Galatasaray’ın berbat oynadığı ve tamamen şansıyla kazandığı ölümcül önemde bir oyun oldu. Telles’in yokluğunun takımın rakip sahaya geçmesinde ve de yerleşmesinde nasıl bir dezavantaja dönüştüğünü, takımın kalbi olan sol kanat varyasyonlarının sekteye uğradığını gördük.
Yasin ve Bruma’nın gününde olmaması da oyun kurgusunu bozan bir diğer faktördü. Melo’nun sakatlıktan sonra forma girmemiş olması, Sneijder’in al-ver yapacak partner bulamamasından ötürü etkisiz kalması Galatasaray’ın akordunu bozdu. Chedjou’nun Konya’nın bulduğu pozisyonlarda başrol oynadığını ve son derece dengesiz ve yetersiz bir savunmacı olduğunu birkez daha belgelediğini de söylemeliyiz. Muslera takımı taşımaya devam ediyor.

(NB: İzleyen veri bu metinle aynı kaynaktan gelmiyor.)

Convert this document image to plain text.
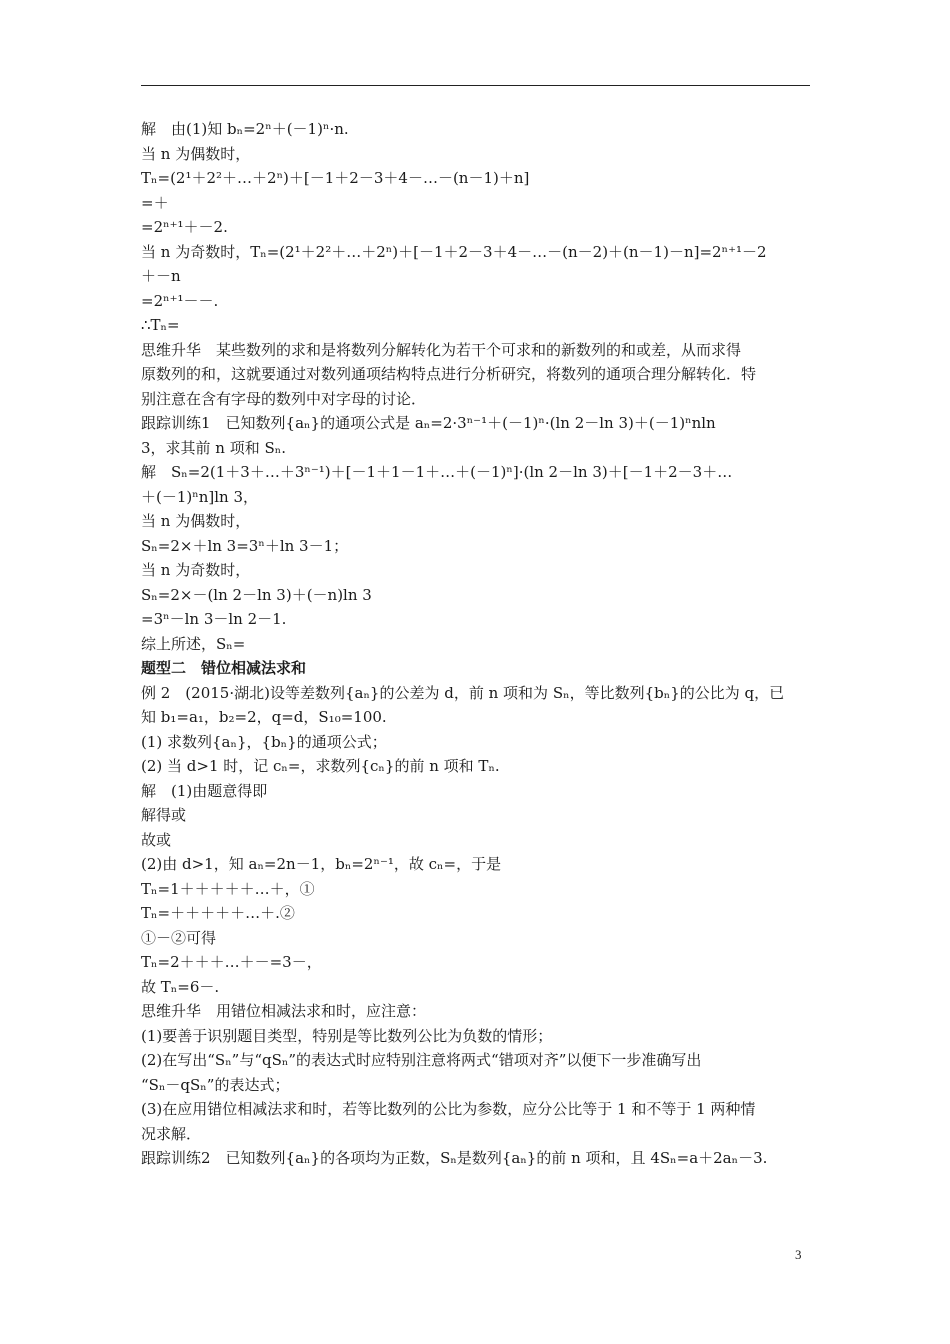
解　由(1)知 bₙ=2ⁿ＋(－1)ⁿ·n.
当 n 为偶数时，
Tₙ=(2¹＋2²＋…＋2ⁿ)＋[－1＋2－3＋4－…－(n－1)＋n]
=＋
=2ⁿ⁺¹＋－2.
当 n 为奇数时，Tₙ=(2¹＋2²＋…＋2ⁿ)＋[－1＋2－3＋4－…－(n－2)＋(n－1)－n]=2ⁿ⁺¹－2
＋－n
=2ⁿ⁺¹－－.
∴Tₙ=
思维升华　某些数列的求和是将数列分解转化为若干个可求和的新数列的和或差，从而求得
原数列的和，这就要通过对数列通项结构特点进行分析研究，将数列的通项合理分解转化．特
别注意在含有字母的数列中对字母的讨论．
跟踪训练1　已知数列{aₙ}的通项公式是 aₙ=2·3ⁿ⁻¹＋(－1)ⁿ·(ln 2－ln 3)＋(－1)ⁿnln
3，求其前 n 项和 Sₙ.
解　Sₙ=2(1＋3＋…＋3ⁿ⁻¹)＋[－1＋1－1＋…＋(－1)ⁿ]·(ln 2－ln 3)＋[－1＋2－3＋…
＋(－1)ⁿn]ln 3，
当 n 为偶数时，
Sₙ=2×＋ln 3=3ⁿ＋ln 3－1；
当 n 为奇数时，
Sₙ=2×－(ln 2－ln 3)＋(－n)ln 3
=3ⁿ－ln 3－ln 2－1.
综上所述，Sₙ=
题型二　错位相减法求和
例 2　(2015·湖北)设等差数列{aₙ}的公差为 d，前 n 项和为 Sₙ，等比数列{bₙ}的公比为 q，已
知 b₁=a₁，b₂=2，q=d，S₁₀=100.
(1) 求数列{aₙ}，{bₙ}的通项公式；
(2) 当 d>1 时，记 cₙ=，求数列{cₙ}的前 n 项和 Tₙ.
解　(1)由题意得即
解得或
故或
(2)由 d>1，知 aₙ=2n－1，bₙ=2ⁿ⁻¹，故 cₙ=，于是
Tₙ=1＋＋＋＋＋…＋，①
Tₙ=＋＋＋＋＋…＋.②
①－②可得
Tₙ=2＋＋＋…＋－=3－，
故 Tₙ=6－.
思维升华　用错位相减法求和时，应注意：
(1)要善于识别题目类型，特别是等比数列公比为负数的情形；
(2)在写出“Sₙ”与“qSₙ”的表达式时应特别注意将两式“错项对齐”以便下一步准确写出
“Sₙ－qSₙ”的表达式；
(3)在应用错位相减法求和时，若等比数列的公比为参数，应分公比等于 1 和不等于 1 两种情
况求解．
跟踪训练2　已知数列{aₙ}的各项均为正数，Sₙ是数列{aₙ}的前 n 项和，且 4Sₙ=a＋2aₙ－3.
3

Kaptan Selçuk yine yorulmak bilmiyor ve asla vazgeçmiyor. Gemisini kurtardı ve bu O’na yakıştı. Burak bozuktu. Olcan savunma anlayışı, bölgesini kapatma ve yüksek yan topları kesmede başarılıydı. Hücumu da forse etti, tempoluydu. Emre Çolak oyuna girdikten sonra beklenen etkinliği sağlayamadı. Hamza hocanın haftalardır 2.yarılara, ilkyarı dökülen oyuncularla çıkması ve değişiklik yapmamakta ısrar etmesi de dikkatlerden kaçmamalı.
Sonuç itibariyle bu akşam Galatasaray takımı tempo, ritim, paslaşma, yardımlaşma, baskı kurma, kanat kombinasyonları ve pozisyon yaratma açılarından etkili olamadı. Tamamen azminin tetiklediği şansla maçı kazandı. Mutluluğun verdiği derin bir şüphe taraftarlarının akıllarına kazındı.